There’s an open-source TtD converter design available at OHWR that might be of 
interest to you. The paper describing it is 
http://arxiv.org/pdf/1303.6840v1.pdf and the repository is at 
http://www.ohwr.org/projects/tdc-core/repository.

 

Cheers,

Peter

 

From: [email protected] 
[mailto:[email protected]] On Behalf Of Dan Werthimer
Sent: Saturday, December 26, 2015 1:00 PM
To: Adrian Sinclair <[email protected]>
Cc: CASPER Mailing List <[email protected]>
Subject: Re: [casper] Asynchronous inputs?

 

 

hi adrian, 

 

yes, an fpga inputs can be used as an asynchronous input: 

an fpga input block has several D flip flops, but they are optional. 

 

several people have implemented time to digital converters with FPGA's. 

and there a bunch of papers on this.

you can try googling "time to digital converter FPGA".

 

these guys get 30 ps resolution ! :

http://cds.cern.ch/record/1158663/files/p383.pdf

 

i think casperite rick raffanti has done something like this, 

so i'm ccing rick on this. 

 

if you only need 0.5 ns resolution, a simple 

technique is to use the fpga's clock generators to generate several clock 
phases:

eg:  0, 45, 90, 135, 180, 225, 270 degrees,

and then send the input to D flip flips clocked at these different phases....
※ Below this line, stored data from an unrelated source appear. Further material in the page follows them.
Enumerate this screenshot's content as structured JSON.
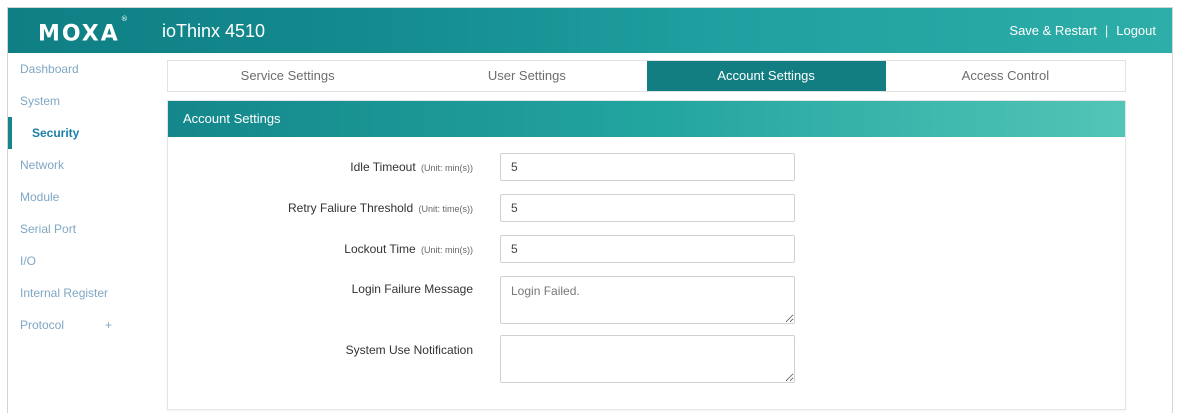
{
  "header": {
    "logo": "MOXA",
    "logo_mark": "®",
    "product": "ioThinx 4510",
    "save_restart": "Save & Restart",
    "separator": "|",
    "logout": "Logout",
    "accent_color": "#137e82"
  },
  "sidebar": {
    "items": [
      {
        "label": "Dashboard"
      },
      {
        "label": "System"
      },
      {
        "label": "Security",
        "active": true
      },
      {
        "label": "Network"
      },
      {
        "label": "Module"
      },
      {
        "label": "Serial Port"
      },
      {
        "label": "I/O"
      },
      {
        "label": "Internal Register"
      },
      {
        "label": "Protocol",
        "expand": "+"
      }
    ]
  },
  "tabs": [
    {
      "label": "Service Settings"
    },
    {
      "label": "User Settings"
    },
    {
      "label": "Account Settings",
      "active": true
    },
    {
      "label": "Access Control"
    }
  ],
  "panel": {
    "title": "Account Settings",
    "fields": [
      {
        "label": "Idle Timeout",
        "unit": "(Unit: min(s))",
        "value": "5"
      },
      {
        "label": "Retry Faliure Threshold",
        "unit": "(Unit: time(s))",
        "value": "5"
      },
      {
        "label": "Lockout Time",
        "unit": "(Unit: min(s))",
        "value": "5"
      },
      {
        "label": "Login Failure Message",
        "value": "Login Failed."
      },
      {
        "label": "System Use Notification",
        "value": ""
      }
    ]
  }
}
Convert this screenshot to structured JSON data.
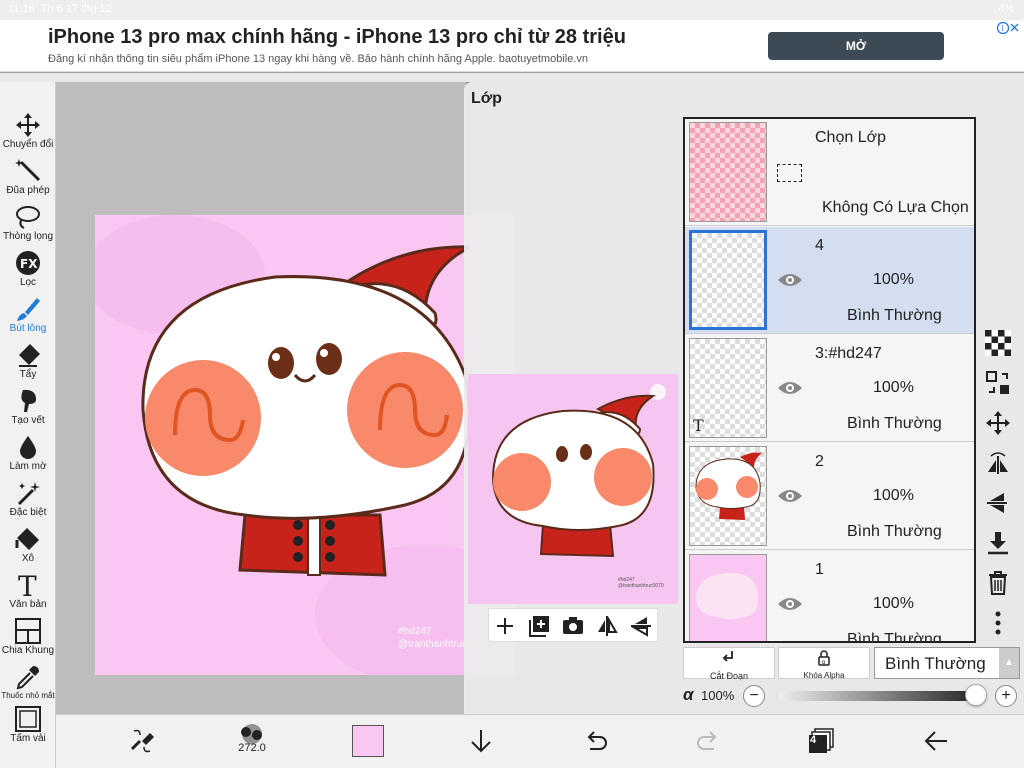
{
  "status": {
    "time": "11:16",
    "date": "Th 6 17 thg 12",
    "battery": "4%"
  },
  "ad": {
    "headline": "iPhone 13 pro max chính hãng - iPhone 13 pro chỉ từ 28 triệu",
    "subtext": "Đăng kí nhận thông tin siêu phẩm iPhone 13 ngay khi hàng về. Bảo hành chính hãng Apple. baotuyetmobile.vn",
    "button": "MỞ"
  },
  "tools": [
    {
      "label": "Chuyển đổi",
      "icon": "move-icon"
    },
    {
      "label": "Đũa phép",
      "icon": "magic-wand-icon"
    },
    {
      "label": "Thòng lọng",
      "icon": "lasso-icon"
    },
    {
      "label": "Lọc",
      "icon": "fx-icon"
    },
    {
      "label": "Bút lông",
      "icon": "brush-icon"
    },
    {
      "label": "Tẩy",
      "icon": "eraser-icon"
    },
    {
      "label": "Tạo vết",
      "icon": "smudge-icon"
    },
    {
      "label": "Làm mờ",
      "icon": "blur-icon"
    },
    {
      "label": "Đặc biệt",
      "icon": "special-icon"
    },
    {
      "label": "Xô",
      "icon": "bucket-icon"
    },
    {
      "label": "Văn bản",
      "icon": "text-icon"
    },
    {
      "label": "Chia Khung",
      "icon": "frame-divider-icon"
    },
    {
      "label": "Thuốc nhỏ mắt",
      "icon": "eyedropper-icon"
    },
    {
      "label": "Tấm vải",
      "icon": "canvas-icon"
    }
  ],
  "active_tool": "Bút lông",
  "artwork": {
    "watermark_line1": "#hd247",
    "watermark_line2": "@tranthanhtruc0070"
  },
  "preview": {
    "wm1": "#hd247",
    "wm2": "@tranthanhtruc0070"
  },
  "bottom": {
    "brush_size": "272.0",
    "layer_count": "4",
    "color": "#f9c7f2"
  },
  "panel": {
    "title": "Lớp",
    "selection_layer": {
      "name": "Chọn Lớp",
      "status": "Không Có Lựa Chọn"
    },
    "layers": [
      {
        "name": "4",
        "opacity": "100%",
        "mode": "Bình Thường",
        "selected": true
      },
      {
        "name": "3:#hd247",
        "opacity": "100%",
        "mode": "Bình Thường",
        "selected": false
      },
      {
        "name": "2",
        "opacity": "100%",
        "mode": "Bình Thường",
        "selected": false
      },
      {
        "name": "1",
        "opacity": "100%",
        "mode": "Bình Thường",
        "selected": false
      }
    ],
    "clip_label": "Cắt Đoạn",
    "alpha_lock_label": "Khóa Alpha",
    "blend_mode": "Bình Thường",
    "alpha_symbol": "α",
    "alpha_value": "100%"
  },
  "colors": {
    "accent": "#1e7ed6",
    "selected_layer": "#d3dff1",
    "canvas_bg": "#f9c7f2"
  }
}
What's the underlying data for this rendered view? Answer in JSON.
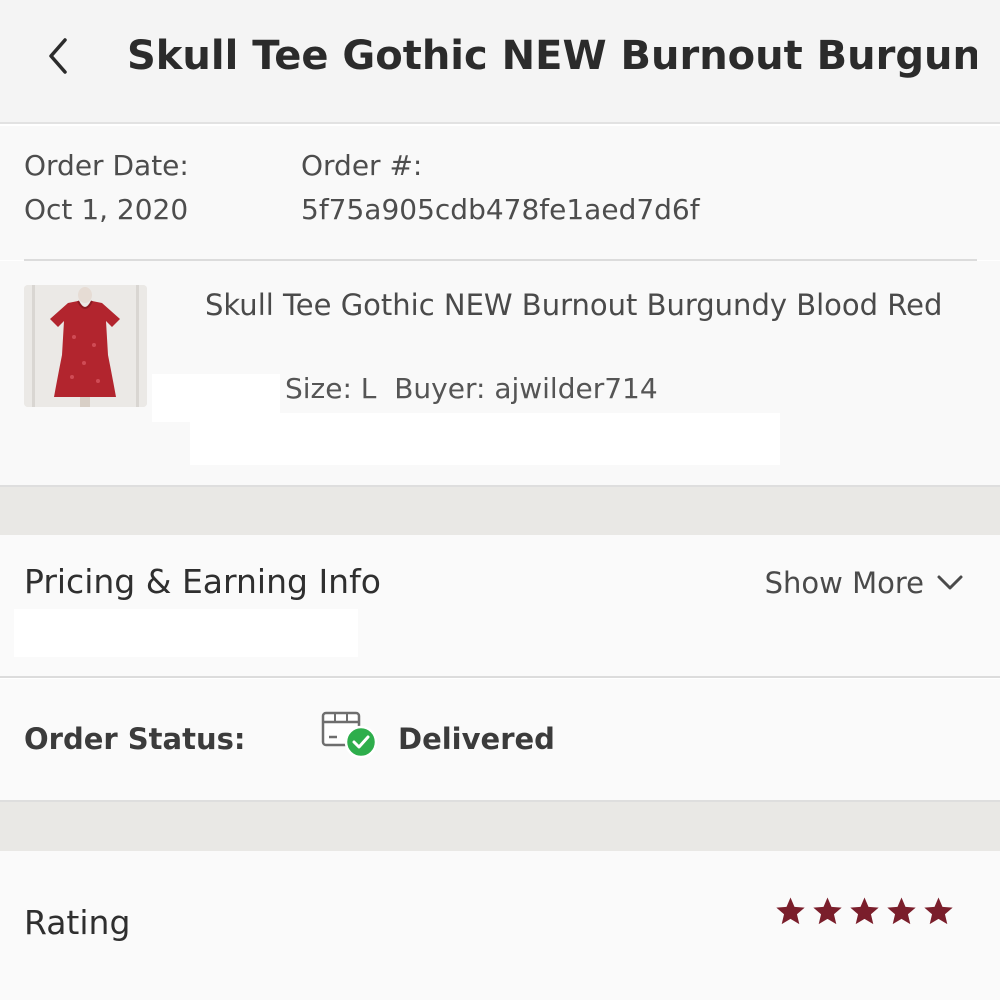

if you clock at 250 MHz, then you would get 0.5 ns resolution. 

 

if you only need 1 ns resolution, you can use the input block's flip flop 

and shift registers - i think the input block is already set up to do QDR -

quad data rate sampling.  

 

best wishes,

 

dan

 

On Sat, Dec 26, 2015 at 12:27 PM, Adrian Sinclair <[email protected] 
<mailto:[email protected]> > wrote:

Hello,

I'm wondering if anyone knows of a way to input an asynchronous signal to the 
Virtex 6 on the ROACH2. My goal is to design an all internal time-to-digital 
converter with sub-clock period resolution, and would like the ability to send 
a signal through a string of buffers with registers tapped after each one, and 
upon the arrival of the clock pulse sample the entire buffer lines registers. 
More specifically my question is, Does the signal get latched when using 
gpio's, even when not packing a register in the pad?